Back to Slytherin House - Choosing

Jen Reese stevejjen at earthlink.net
Fri Aug 24 02:02:39 UTC 2007


No: HPFGUIDX 176155

> lizzyben:
> 
> It sure does. People (including me) have complained that Harry 
> never faced an internal battle between good & evil, but he actually 
> did - he faced the choice between good & evil at eleven years old,
> and chose good. Everything else was just gravy.

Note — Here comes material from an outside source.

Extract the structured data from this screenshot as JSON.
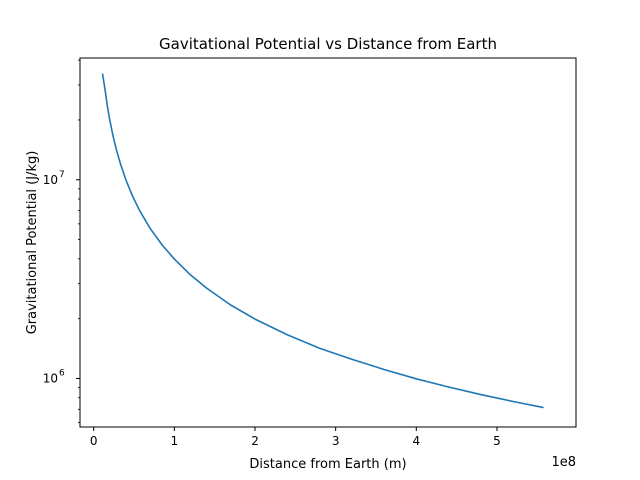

Jen: Why is that a complaint, btw?  I predicted prior to DH that 
Harry might face a decision about Snape such as Voldemort luring 
Harry to him using Snape as the temptation, and Harry would have to 
choose at a pivotal moment: revenge on Snape vs. some higher 
calling.  So I was also a reader expecting a big good vs. evil battle 
prior to DH.  Since it turned out he had evil inside him already with 
a soul piece, that wasn't the story and instead Harry's biggest 
choice was life vs. death.  Why then is the internal battle between 
good and evil still necessary?  It wasn't the crisis of conscience 
Harry was meant to face apparently.  

lizzyben: 
> The Sorting Hat strongly considered putting Harry into Slytherin 
> House, telling him that it would bring him "greatness" - power, 
> fame, fortune. Well, after DH we know that JKR considers 
> unrestrained ambition & a lust for power to be true evils. DD & 
> Snape fall into evil because of their desire for greatness & power. 
> The "Elder Wand" symbolizes the ultimate power that various wizards 
> want & kill over, and Harry the hero gives up. He worries that 
> Hermione & Ron are still tempted by its power, etc.

Jen: I agree refusing power is virtuous in this particular story.  I 
also notice that it's not only Slytherins or even Hogwartians who are 
tempted by power.  I'm not clear what you're saying here for this 
reason.  If the logic of the elect holds up then Harry wouldn't need 
to reject the wand for Ron and Hermione, they would do it for 
themselves (one example).

This story isn't about the four houses of Hogwarts even though 
sorting and houses are important at various junctures.  One fairly 
large part of the story is about people with unique abilities of 
various backgrounds who start to wonder just how far those abilities 
will take them, i.e., can magical power bring back the dead?  Help 
someone discover the secret to immortality?  Help a person seeking 
power over others?  Harry even has some tastes of power himself, 
before realizing how much destruction that seeking power has brought 
into the lives of people whom he's both admired and hated across the 
course of seven years.  Watching Dobby die and working through his 
grief was a pivotal moment for him to choose destruction of the 
Horcruxes over seeking the Hallows, another occasion when death and 
grief was the basis for one of his choices (and all have not been 
good choices as we discussed prior to DH, like when Harry chose to 
blame Snape for Sirius' death and hated him for it).

lizzyben:
> Once you've got the Calvinism down, it's much easier to understand 
> how the Sorting Hat works.

Jen:  This is also becoming the basis for the entire story from how I 
understand your post, something that denies any other theme or motif 
or symbolism to play a role.  Sure, it's tempting to distill a story 
down to one understandable line in the narrative but doing so 
completely negates the parts of the story that can't be forced into 
this box called Calvinism and Slytherin house.